Au début, les diplômes délivrés par ces écoles n’ont valeur que de qualification professionnelle dans la fonction publique du pays. Les enseignants du Corps de santé colonial ont toute latitude pour définir les programmes et choisir les méthodes pédagogiques. Attentifs et bien informés sur les conditions de travail de ces personnels, les méthodes qu’ils retiennent sont en parfaite adéquation avec la pratique professionnelle ultérieure. A l’hôpital ou dans les dispensaires, c’est par l’observation des gestes utiles vis à vis du patient et des attitudes appropriées vis à vis des familles, par leur répétition sous contrôle que les élèves acquièrent leur savoir faire.

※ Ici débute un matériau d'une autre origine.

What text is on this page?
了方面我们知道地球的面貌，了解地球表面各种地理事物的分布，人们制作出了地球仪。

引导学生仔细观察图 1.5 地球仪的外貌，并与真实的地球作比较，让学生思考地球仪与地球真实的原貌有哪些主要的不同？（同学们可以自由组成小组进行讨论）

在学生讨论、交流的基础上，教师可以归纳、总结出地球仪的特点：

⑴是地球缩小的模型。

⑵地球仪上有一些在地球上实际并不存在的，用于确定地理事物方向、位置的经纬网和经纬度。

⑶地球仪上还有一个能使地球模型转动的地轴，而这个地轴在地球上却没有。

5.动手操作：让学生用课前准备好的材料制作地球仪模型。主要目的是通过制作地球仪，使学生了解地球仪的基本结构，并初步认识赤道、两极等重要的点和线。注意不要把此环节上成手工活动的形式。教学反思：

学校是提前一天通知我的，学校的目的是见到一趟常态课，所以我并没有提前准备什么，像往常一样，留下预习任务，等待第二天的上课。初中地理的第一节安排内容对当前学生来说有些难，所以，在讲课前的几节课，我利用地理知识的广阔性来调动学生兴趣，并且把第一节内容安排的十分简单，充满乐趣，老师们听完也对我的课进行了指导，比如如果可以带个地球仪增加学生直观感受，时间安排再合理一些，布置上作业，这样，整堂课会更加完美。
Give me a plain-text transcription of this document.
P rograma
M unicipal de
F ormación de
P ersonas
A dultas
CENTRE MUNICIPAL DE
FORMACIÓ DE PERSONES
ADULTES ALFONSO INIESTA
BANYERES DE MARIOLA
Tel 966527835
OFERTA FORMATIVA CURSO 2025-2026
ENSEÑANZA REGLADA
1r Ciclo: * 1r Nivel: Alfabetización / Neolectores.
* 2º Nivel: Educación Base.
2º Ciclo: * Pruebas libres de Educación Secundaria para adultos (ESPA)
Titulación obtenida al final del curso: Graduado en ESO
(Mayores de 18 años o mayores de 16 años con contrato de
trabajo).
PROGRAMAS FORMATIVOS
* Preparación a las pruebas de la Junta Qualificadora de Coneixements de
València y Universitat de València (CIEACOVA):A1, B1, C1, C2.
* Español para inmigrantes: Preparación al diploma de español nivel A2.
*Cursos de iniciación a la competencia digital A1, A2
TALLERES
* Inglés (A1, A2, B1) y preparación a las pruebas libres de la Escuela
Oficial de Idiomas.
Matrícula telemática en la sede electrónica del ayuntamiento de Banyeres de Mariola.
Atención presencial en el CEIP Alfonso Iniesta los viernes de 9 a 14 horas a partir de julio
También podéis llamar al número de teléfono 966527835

Deux particularités caractérisent l’exercice professionnel de ces auxiliaires médicaux outre-mer :

 L’infirmier (ou la sage-femme) a un champ de décisions et d’attributions plus vaste que son homologue d’Europe. Lorsqu’il est affecté comme chef de poste d’un dispensaire de brousse, ayant dans son ressort 10 à 20 000 habitants, il lui incombe de faire des diagnostics et d’engager des traitements. Il se comporte en "assistant médical". Il prescrit des antibiotiques, incise et draine des abcès, fait même des accouchements , aidé par la matrone. Cette compétence a ses limites et l’expérience lui permettra vite de discerner les cas à évacuer au chef-lieu vers le médecin de la circonscription … dans la mesure où un véhicule sera disponible.

Cours d’infirmières sociales (Dakar 1960)

 La deuxième particularité est la nécessaire orientation vers les tâches de santé publique, vers la protection de la collectivité. Dans certaines écoles d’infirmiers, au Sénégal en particulier, trois filières sont ouvertes. A côté des "infirmiers de soins" où les pratiques diagnostiques et thérapeutiques sont codifiées par des fiches techniques, il existe une filière "infirmières sociales "et une filière "infirmiers d’assainissement". Les infirmières sociales travaillent avec les sages-femmes dans le cadre de la protection maternelle et infantile, les infirmiers d’assainissement ont des préoccupations tournées vers l’hygiène des collectivités.

Enfin, il existe pour les infirmiers des spécialisations possibles dans la lutte contre les grandes endémies avec des formations particulières au centre Muraz pour la trypanosomiase ou à l’institut Marchoux pour la lèpre.